Have you ever spoken to someone one day and had a cool normal conversation with them and then the next time you see them, they act as if they don’t know you and won’t even look at you to save the world, so to speak? When you confront them and say “Hi”, they’ll ignore you and continue acting as if they didn’t hear you, that is until you get close enough to where they have to say something, and if you say “Hey” or “Hi” again, they’ll respond with “Huh” and/or “Oh I didn’t see you” and come up with an excuse for not acknowledging you in the first place. The most predominate excuse, I’ve experienced being said to me is; “Oh I’m sorry, I just got a lot on my mind and wasn’t paying attention” and then they go into this spiteful behavior as in saying; “So what’s up” as if you wanted something and/or interrupted them from doing something important, when all you were doing was saying; “Hi’ and their last response before brush you off would be; “Oh”, “Ok” and that’s it. We then walk away perplexed about what just happened and consume ourselves with thoughts and the backchat of; “What did I do” and “What’s bugging them” and start judging ourselves in thinking something is wrong with us, when in fact it’s not, It’s something wrong with them.

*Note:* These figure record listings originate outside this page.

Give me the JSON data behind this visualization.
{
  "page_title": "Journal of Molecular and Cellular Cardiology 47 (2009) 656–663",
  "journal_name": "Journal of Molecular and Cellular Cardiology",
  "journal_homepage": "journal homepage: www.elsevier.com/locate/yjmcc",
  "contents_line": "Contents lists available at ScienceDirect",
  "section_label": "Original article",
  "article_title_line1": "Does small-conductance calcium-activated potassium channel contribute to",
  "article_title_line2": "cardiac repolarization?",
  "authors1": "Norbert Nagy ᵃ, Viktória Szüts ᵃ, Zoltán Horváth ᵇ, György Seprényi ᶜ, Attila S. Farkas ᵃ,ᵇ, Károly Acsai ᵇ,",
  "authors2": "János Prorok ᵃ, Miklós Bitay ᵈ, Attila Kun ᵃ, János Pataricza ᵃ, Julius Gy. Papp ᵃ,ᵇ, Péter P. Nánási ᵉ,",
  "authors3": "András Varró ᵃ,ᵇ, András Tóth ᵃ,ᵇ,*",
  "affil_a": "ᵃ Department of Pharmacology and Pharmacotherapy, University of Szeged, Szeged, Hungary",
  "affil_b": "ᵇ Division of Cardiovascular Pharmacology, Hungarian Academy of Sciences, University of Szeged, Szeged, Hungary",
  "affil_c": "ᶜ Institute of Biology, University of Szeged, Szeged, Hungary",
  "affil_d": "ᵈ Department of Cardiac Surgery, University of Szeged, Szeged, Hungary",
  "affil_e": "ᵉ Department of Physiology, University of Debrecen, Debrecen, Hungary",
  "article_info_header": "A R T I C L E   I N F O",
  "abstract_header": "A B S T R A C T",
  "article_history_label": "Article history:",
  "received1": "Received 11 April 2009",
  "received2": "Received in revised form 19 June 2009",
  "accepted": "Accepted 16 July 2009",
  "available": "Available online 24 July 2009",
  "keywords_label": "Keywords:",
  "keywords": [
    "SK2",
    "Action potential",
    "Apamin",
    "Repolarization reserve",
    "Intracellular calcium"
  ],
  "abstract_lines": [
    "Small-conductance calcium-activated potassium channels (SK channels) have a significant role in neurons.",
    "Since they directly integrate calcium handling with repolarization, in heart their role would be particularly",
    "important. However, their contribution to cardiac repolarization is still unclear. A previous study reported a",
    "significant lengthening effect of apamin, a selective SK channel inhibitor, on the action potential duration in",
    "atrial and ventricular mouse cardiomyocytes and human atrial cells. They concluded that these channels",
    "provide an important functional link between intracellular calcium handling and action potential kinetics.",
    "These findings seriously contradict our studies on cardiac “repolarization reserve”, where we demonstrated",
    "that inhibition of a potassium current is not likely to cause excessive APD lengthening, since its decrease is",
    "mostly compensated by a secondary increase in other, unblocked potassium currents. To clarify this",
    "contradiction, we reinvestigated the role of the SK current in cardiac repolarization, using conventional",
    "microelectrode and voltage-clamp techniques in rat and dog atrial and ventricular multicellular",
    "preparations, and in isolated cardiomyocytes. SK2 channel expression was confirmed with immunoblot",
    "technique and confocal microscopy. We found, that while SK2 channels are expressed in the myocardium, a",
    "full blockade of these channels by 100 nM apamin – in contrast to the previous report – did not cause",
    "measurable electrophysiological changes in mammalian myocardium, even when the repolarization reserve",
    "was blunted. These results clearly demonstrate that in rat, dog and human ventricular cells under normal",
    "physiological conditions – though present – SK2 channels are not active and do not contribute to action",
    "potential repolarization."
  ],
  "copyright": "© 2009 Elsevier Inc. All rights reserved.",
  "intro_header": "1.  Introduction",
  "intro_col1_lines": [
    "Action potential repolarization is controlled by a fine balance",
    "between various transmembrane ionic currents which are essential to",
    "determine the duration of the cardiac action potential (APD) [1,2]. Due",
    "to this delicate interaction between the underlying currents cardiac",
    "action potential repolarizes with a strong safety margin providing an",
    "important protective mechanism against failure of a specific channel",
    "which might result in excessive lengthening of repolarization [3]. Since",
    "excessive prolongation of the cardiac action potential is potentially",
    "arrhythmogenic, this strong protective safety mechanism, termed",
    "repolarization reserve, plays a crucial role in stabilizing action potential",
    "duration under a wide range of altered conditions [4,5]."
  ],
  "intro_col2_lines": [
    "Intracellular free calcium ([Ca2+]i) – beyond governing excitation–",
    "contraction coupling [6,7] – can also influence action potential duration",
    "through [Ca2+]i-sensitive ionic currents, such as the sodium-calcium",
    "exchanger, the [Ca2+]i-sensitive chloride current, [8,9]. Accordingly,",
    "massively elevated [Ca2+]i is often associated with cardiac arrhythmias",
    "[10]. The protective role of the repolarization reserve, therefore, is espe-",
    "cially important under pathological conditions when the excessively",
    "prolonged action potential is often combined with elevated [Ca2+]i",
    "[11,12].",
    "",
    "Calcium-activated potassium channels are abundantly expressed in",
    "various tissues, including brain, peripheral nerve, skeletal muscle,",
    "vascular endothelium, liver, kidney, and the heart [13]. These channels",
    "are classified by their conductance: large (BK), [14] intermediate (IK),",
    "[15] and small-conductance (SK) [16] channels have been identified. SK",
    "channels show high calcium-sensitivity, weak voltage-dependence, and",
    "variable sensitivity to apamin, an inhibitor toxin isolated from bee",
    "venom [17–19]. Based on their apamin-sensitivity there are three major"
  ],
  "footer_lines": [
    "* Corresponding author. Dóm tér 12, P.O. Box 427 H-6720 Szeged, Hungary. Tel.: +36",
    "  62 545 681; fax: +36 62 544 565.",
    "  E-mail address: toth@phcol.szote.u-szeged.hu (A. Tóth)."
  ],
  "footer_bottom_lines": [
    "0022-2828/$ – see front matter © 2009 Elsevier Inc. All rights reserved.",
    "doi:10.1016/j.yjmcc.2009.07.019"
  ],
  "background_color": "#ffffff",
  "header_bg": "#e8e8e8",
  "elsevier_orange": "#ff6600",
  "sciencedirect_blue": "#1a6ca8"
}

So why do we change in a flash? There are quite a few reasons why we do this and depending on how well you know the person, do the reasons vary. First off, if you know this person fairly well and it seems as if there shouldn’t be any reason why this person should be acting this way towards you, what I’ve found is that nine (9) times out of ten (10), someone has told this person something about you that is most likely not true, but this person for some reason or another has either taken sides with whomever told them the information or have their own self-interested reasons for wanting to believe such information, in which case it’s either out of fear or jealousy, meaning they fear that if they talk to you the other person or friend in question will be upset/angry/mad at them and so they don’t want to risk it or they really never liked you in the first place, because they’ve always been jealous of you and so anything negative that’s told to them about you, they’ve been wait for and this was the prime opportunity for them to shun you. On the other hand, if you barely know them or were getting to know them; then it’s fairly simple to see that they were vetting you, in trying to figuring out in their own mind, if you were someone that would suit their self-interest or not, mean, in the process of, they came across some information that didn’t set well or align with their way of thinking and their way of letting you know is to ignore you.

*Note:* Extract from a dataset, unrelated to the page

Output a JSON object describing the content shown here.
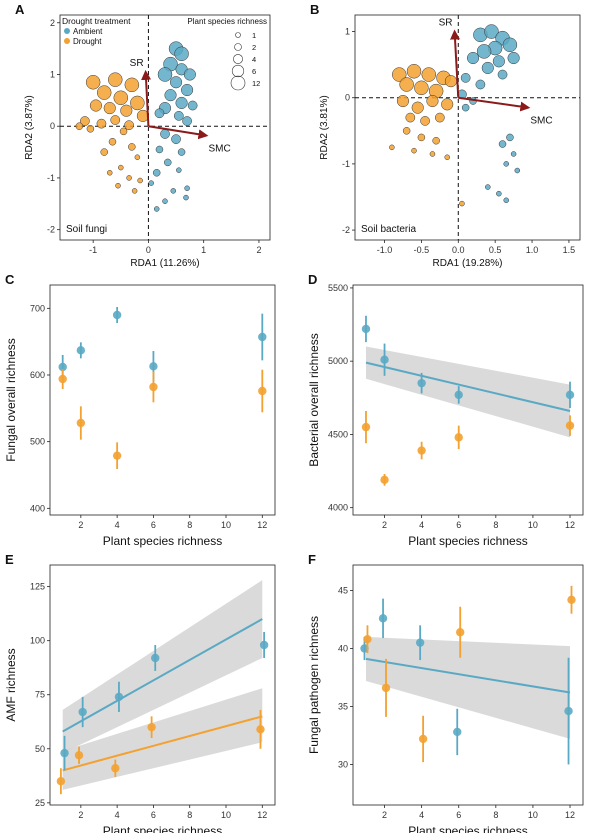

This is but one example of the extent in which we separate ourselves from others and why and how we change in a flash, which is another form of “Flip Flopping”. I mean it’s rather sad because in the mist of doing this we have no idea of what’s going on inside us, we think we’re making a sound decision, but in fact we’re not. What we don’t realize is that we are being directed by our minds and controlled by/through the words of others in solidifying/chasing after the well-being of a relationship, which will most likely fail, because if you participated in doing this to one person then you can rest assure that it will be done to you, most likely by the person that gave you the information in the first place.

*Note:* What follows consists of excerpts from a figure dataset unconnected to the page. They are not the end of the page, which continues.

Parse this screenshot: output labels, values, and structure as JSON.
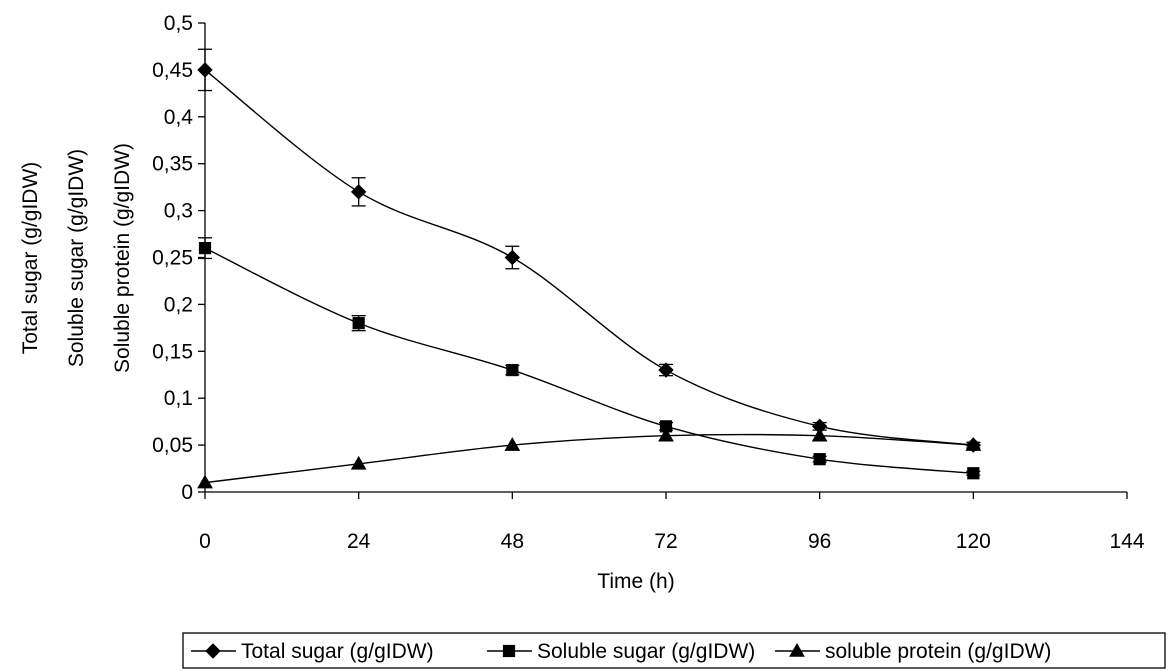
{
  "chart_data": {
    "type": "line",
    "title": "",
    "xlabel": "Time (h)",
    "ylabel_lines": [
      "Total sugar (g/gIDW)",
      "Soluble sugar (g/gIDW)",
      "Soluble protein (g/gIDW)"
    ],
    "xlim": [
      0,
      144
    ],
    "ylim": [
      0,
      0.5
    ],
    "xticks": [
      0,
      24,
      48,
      72,
      96,
      120,
      144
    ],
    "xtick_labels": [
      "0",
      "24",
      "48",
      "72",
      "96",
      "120",
      "144"
    ],
    "yticks": [
      0,
      0.05,
      0.1,
      0.15,
      0.2,
      0.25,
      0.3,
      0.35,
      0.4,
      0.45,
      0.5
    ],
    "ytick_labels": [
      "0",
      "0,05",
      "0,1",
      "0,15",
      "0,2",
      "0,25",
      "0,3",
      "0,35",
      "0,4",
      "0,45",
      "0,5"
    ],
    "grid": false,
    "legend_position": "bottom",
    "series": [
      {
        "name": "Total sugar (g/gIDW)",
        "marker": "diamond",
        "x": [
          0,
          24,
          48,
          72,
          96,
          120
        ],
        "y": [
          0.45,
          0.32,
          0.25,
          0.13,
          0.07,
          0.05
        ],
        "err": [
          0.022,
          0.015,
          0.012,
          0.006,
          0.004,
          0.003
        ]
      },
      {
        "name": "Soluble sugar (g/gIDW)",
        "marker": "square",
        "x": [
          0,
          24,
          48,
          72,
          96,
          120
        ],
        "y": [
          0.26,
          0.18,
          0.13,
          0.07,
          0.035,
          0.02
        ],
        "err": [
          0.011,
          0.008,
          0.005,
          0.004,
          0.003,
          0.002
        ]
      },
      {
        "name": "soluble protein (g/gIDW)",
        "marker": "triangle",
        "x": [
          0,
          24,
          48,
          72,
          96,
          120
        ],
        "y": [
          0.01,
          0.03,
          0.05,
          0.06,
          0.06,
          0.05
        ],
        "err": [
          0,
          0,
          0,
          0,
          0,
          0
        ]
      }
    ]
  }
}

So 99% of the change we ever experience, is not inverted into self-change, but projected onto others as we change in a flash towards them. The remedy to this is to build a relationship with yourself in becoming self-intimate with yourself and thus give yourself that which you believe you lack and look for in a relationship with others, so when a situation as such arises in your world and reality, you will be able to direct it and experience self-change, instead of changing in a flash towards others.